Where do phosphate minerals come from? Phosphate is a mineral group made out of phosphorus, antimony, arsenic, or vanadium. The most common source of phosphate minerals on our planet comes from apatite, which is found in the teeth and bones of animals. Because bones do not decay, the apatite from them is slowly transformed into a phosphate mineral.
What is the largest mineral group? Silicate minerals are by far the largest of minerals. This includes the beautiful quartzes, micas, and feldspars. They are formed through a chemical reaction that leaves the minerals consisting mainly of silicon and oxygen. Since most rocks are over 95 percent silica, it is no wonder that silicate minerals are the most common.

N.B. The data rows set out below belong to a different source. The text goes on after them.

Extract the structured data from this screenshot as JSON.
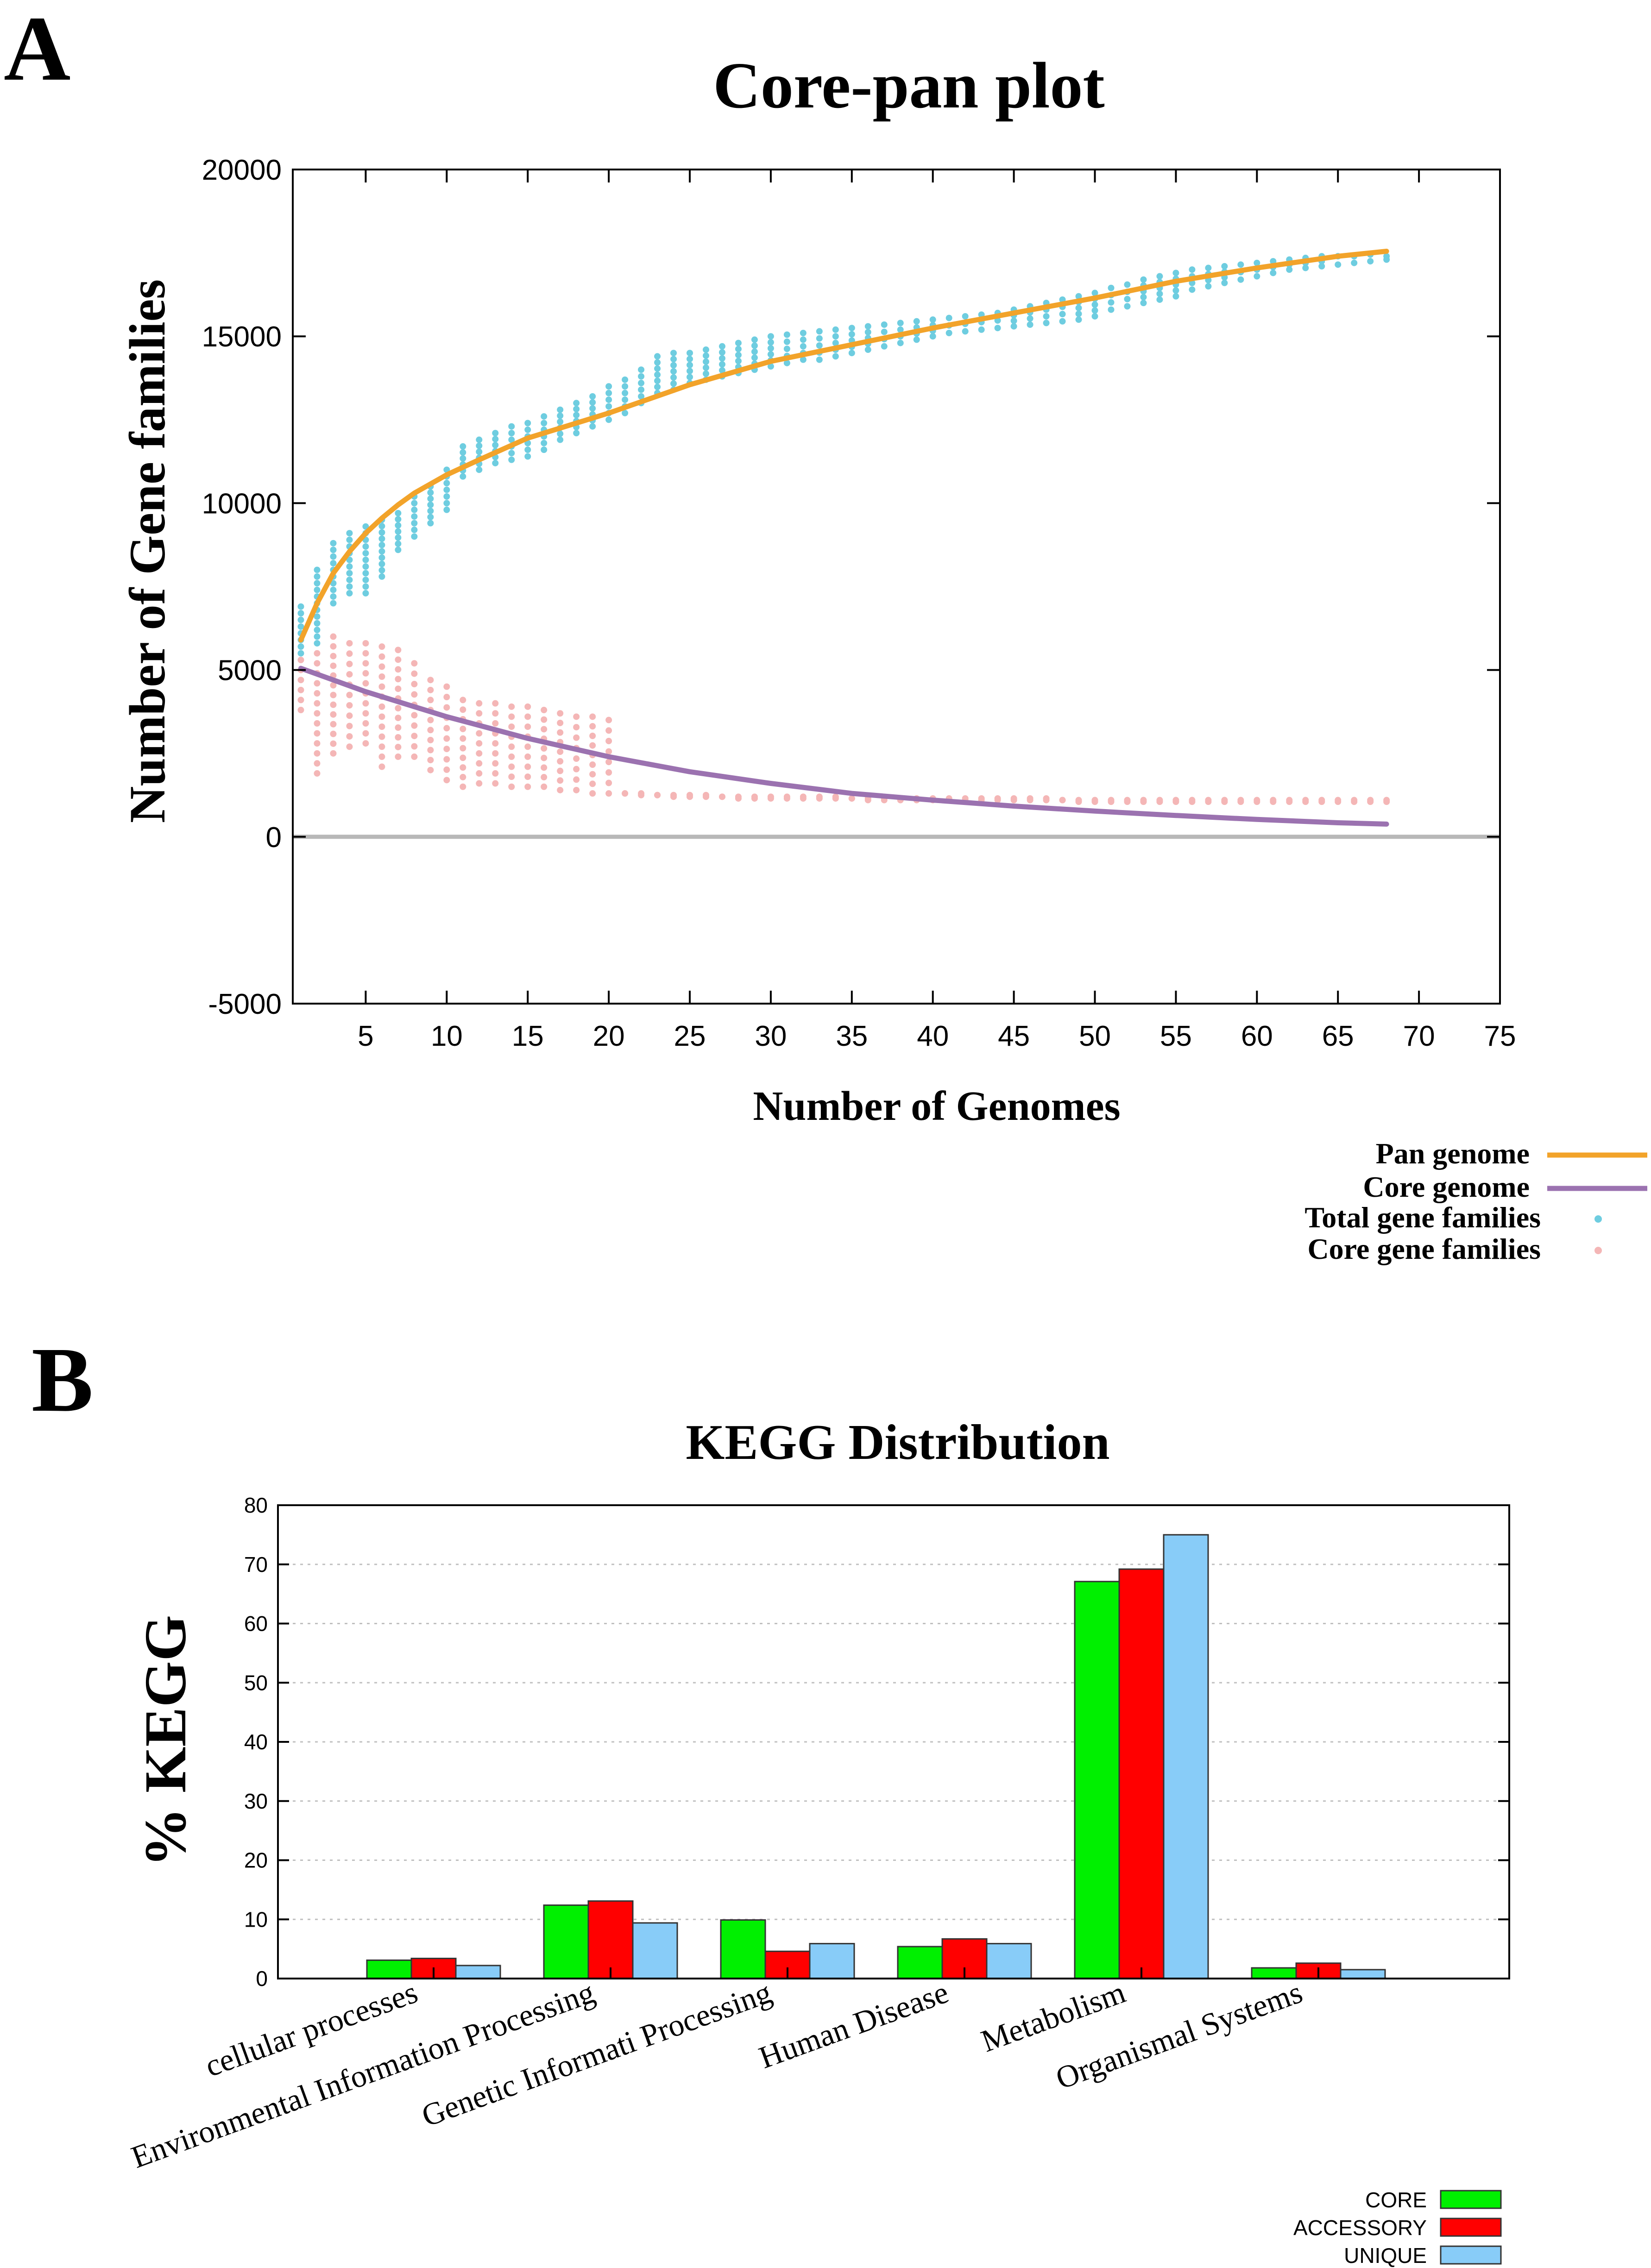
{
  "panels": {
    "a": {
      "letter": "A"
    },
    "b": {
      "letter": "B"
    }
  },
  "chart_data": [
    {
      "type": "line",
      "title": "Core-pan plot",
      "xlabel": "Number of Genomes",
      "ylabel": "Number of Gene families",
      "xlim": [
        0.5,
        75
      ],
      "ylim": [
        -5000,
        20000
      ],
      "xticks": [
        5,
        10,
        15,
        20,
        25,
        30,
        35,
        40,
        45,
        50,
        55,
        60,
        65,
        70,
        75
      ],
      "yticks": [
        -5000,
        0,
        5000,
        10000,
        15000,
        20000
      ],
      "grid": false,
      "legend_position": "bottom-right",
      "colors": {
        "pan": "#f2a32a",
        "core": "#9b72b0",
        "total": "#6ecde0",
        "core_points": "#f4b6b6",
        "zero": "#b8b8b8"
      },
      "series": [
        {
          "name": "Pan genome",
          "kind": "line",
          "x": [
            1,
            2,
            3,
            4,
            5,
            6,
            7,
            8,
            10,
            12,
            15,
            20,
            25,
            30,
            35,
            40,
            45,
            50,
            55,
            60,
            65,
            68
          ],
          "y": [
            5900,
            7000,
            7900,
            8550,
            9100,
            9550,
            9950,
            10300,
            10850,
            11300,
            11950,
            12700,
            13550,
            14250,
            14750,
            15250,
            15700,
            16150,
            16650,
            17050,
            17400,
            17550
          ]
        },
        {
          "name": "Core genome",
          "kind": "line",
          "x": [
            1,
            5,
            10,
            15,
            20,
            25,
            30,
            35,
            40,
            45,
            50,
            55,
            60,
            65,
            68
          ],
          "y": [
            5050,
            4350,
            3600,
            2950,
            2400,
            1950,
            1600,
            1300,
            1100,
            920,
            770,
            640,
            520,
            420,
            380
          ]
        },
        {
          "name": "Total gene families",
          "kind": "points",
          "x": [
            1,
            2,
            3,
            4,
            5,
            6,
            7,
            8,
            9,
            10,
            11,
            12,
            13,
            14,
            15,
            16,
            17,
            18,
            19,
            20,
            21,
            22,
            23,
            24,
            25,
            26,
            27,
            28,
            29,
            30,
            31,
            32,
            33,
            34,
            35,
            36,
            37,
            38,
            39,
            40,
            41,
            42,
            43,
            44,
            45,
            46,
            47,
            48,
            49,
            50,
            51,
            52,
            53,
            54,
            55,
            56,
            57,
            58,
            59,
            60,
            61,
            62,
            63,
            64,
            65,
            66,
            67,
            68
          ],
          "min": [
            5500,
            5800,
            7000,
            7300,
            7300,
            7800,
            8600,
            9000,
            9400,
            9800,
            10800,
            11000,
            11200,
            11300,
            11400,
            11600,
            11900,
            12100,
            12300,
            12500,
            12700,
            13000,
            13300,
            13400,
            13600,
            13700,
            13800,
            13900,
            14000,
            14100,
            14200,
            14300,
            14300,
            14400,
            14500,
            14600,
            14700,
            14800,
            14900,
            15000,
            15100,
            15150,
            15200,
            15250,
            15300,
            15350,
            15400,
            15450,
            15500,
            15600,
            15800,
            15900,
            16000,
            16100,
            16200,
            16400,
            16500,
            16600,
            16700,
            16800,
            16900,
            17000,
            17050,
            17100,
            17150,
            17200,
            17250,
            17300
          ],
          "max": [
            6900,
            8000,
            8800,
            9100,
            9300,
            9500,
            9700,
            10200,
            10500,
            11000,
            11700,
            11900,
            12100,
            12300,
            12400,
            12600,
            12800,
            13000,
            13200,
            13500,
            13700,
            14000,
            14400,
            14500,
            14500,
            14600,
            14700,
            14800,
            14900,
            15000,
            15050,
            15100,
            15150,
            15200,
            15250,
            15300,
            15350,
            15400,
            15450,
            15500,
            15550,
            15600,
            15650,
            15700,
            15800,
            15900,
            16000,
            16100,
            16200,
            16300,
            16450,
            16550,
            16700,
            16800,
            16900,
            17000,
            17050,
            17100,
            17150,
            17200,
            17250,
            17300,
            17350,
            17400,
            17400,
            17400,
            17450,
            17400
          ]
        },
        {
          "name": "Core gene families",
          "kind": "points",
          "x": [
            1,
            2,
            3,
            4,
            5,
            6,
            7,
            8,
            9,
            10,
            11,
            12,
            13,
            14,
            15,
            16,
            17,
            18,
            19,
            20,
            21,
            22,
            23,
            24,
            25,
            26,
            27,
            28,
            29,
            30,
            31,
            32,
            33,
            34,
            35,
            36,
            37,
            38,
            39,
            40,
            41,
            42,
            43,
            44,
            45,
            46,
            47,
            48,
            49,
            50,
            51,
            52,
            53,
            54,
            55,
            56,
            57,
            58,
            59,
            60,
            61,
            62,
            63,
            64,
            65,
            66,
            67,
            68
          ],
          "min": [
            3800,
            1900,
            2500,
            2700,
            2800,
            2100,
            2400,
            2400,
            2000,
            1700,
            1500,
            1600,
            1600,
            1500,
            1500,
            1500,
            1400,
            1400,
            1300,
            1300,
            1300,
            1250,
            1250,
            1200,
            1200,
            1200,
            1200,
            1150,
            1150,
            1150,
            1150,
            1150,
            1150,
            1150,
            1150,
            1100,
            1100,
            1100,
            1100,
            1100,
            1100,
            1100,
            1100,
            1100,
            1100,
            1100,
            1100,
            1100,
            1050,
            1050,
            1050,
            1050,
            1050,
            1050,
            1050,
            1050,
            1050,
            1050,
            1050,
            1050,
            1050,
            1050,
            1050,
            1050,
            1050,
            1050,
            1050,
            1050
          ],
          "max": [
            5300,
            5500,
            6000,
            5800,
            5800,
            5700,
            5600,
            5200,
            4700,
            4500,
            4100,
            4000,
            4000,
            3900,
            3900,
            3800,
            3700,
            3600,
            3600,
            3500,
            1300,
            1300,
            1250,
            1250,
            1250,
            1250,
            1200,
            1200,
            1200,
            1200,
            1200,
            1200,
            1200,
            1200,
            1150,
            1150,
            1150,
            1150,
            1150,
            1150,
            1150,
            1150,
            1150,
            1150,
            1150,
            1150,
            1150,
            1100,
            1100,
            1100,
            1100,
            1100,
            1100,
            1100,
            1100,
            1100,
            1100,
            1100,
            1100,
            1100,
            1100,
            1100,
            1100,
            1100,
            1100,
            1100,
            1100,
            1100
          ]
        }
      ]
    },
    {
      "type": "bar",
      "title": "KEGG Distribution",
      "xlabel": "",
      "ylabel": "% KEGG",
      "ylim": [
        0,
        80
      ],
      "yticks": [
        0,
        10,
        20,
        30,
        40,
        50,
        60,
        70,
        80
      ],
      "grid": true,
      "legend_position": "bottom-right",
      "categories": [
        "cellular processes",
        "Environmental Information Processing",
        "Genetic Informati Processing",
        "Human Disease",
        "Metabolism",
        "Organismal Systems"
      ],
      "series": [
        {
          "name": "CORE",
          "color": "#00f000",
          "values": [
            3.1,
            12.4,
            9.9,
            5.4,
            67.1,
            1.8
          ]
        },
        {
          "name": "ACCESSORY",
          "color": "#ff0000",
          "values": [
            3.4,
            13.1,
            4.6,
            6.7,
            69.2,
            2.6
          ]
        },
        {
          "name": "UNIQUE",
          "color": "#88ccf8",
          "values": [
            2.2,
            9.4,
            5.9,
            5.9,
            75.0,
            1.5
          ]
        }
      ]
    }
  ]
}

Minerals, natural substances, are elements such as gold and silver. Minerals can range in composition from pure elements to complex silicates, and the study of such substances is called mineralogy. In comparison, rocks are hard, naturally-formed masses of minerals or petrified matter. Rock shops sell various types of rocks and minerals to people who enjoy collecting them. Such elements can include hemimorphite, adamite, fluorite, calcite, apophyllite, scheelite, barite, galena, malachite, quartz, cerussite, tourmaline, amazonite, beryl and barite. Minerals and vitamins are nutrients the human body needs in order to thrive. Often, we don't get enough vitamins and minerals in our diet, and we need to take supplements to make sure we get a sufficient amount. Stores and dealers that sell minerals may also sell rocks, metal, gems, clay, crystals, trace elements, organic compounds, and colloidal minerals. If you are looking for vitamin and mineral supplements, visit a health foods store, nutrition store, or the health and beauty section of your local drug store. Consult with staff to find out about the best supplements to take if you're on a diet or are strength training. If you are looking for a specialist, collector, or dealer to buy from or sell to, search for dealers or shops in your area. Go online to do your research on how minerals affect water supplies, where you can find mineral foundation and makeup, which states are mineral rich, and where you can find a mineralogy tech expert in your area. The library is also a great resource to find out more on gems, vitamins, metals, crystals, industrial mining, natural elements, import laws, lists, pictures, photos, and more.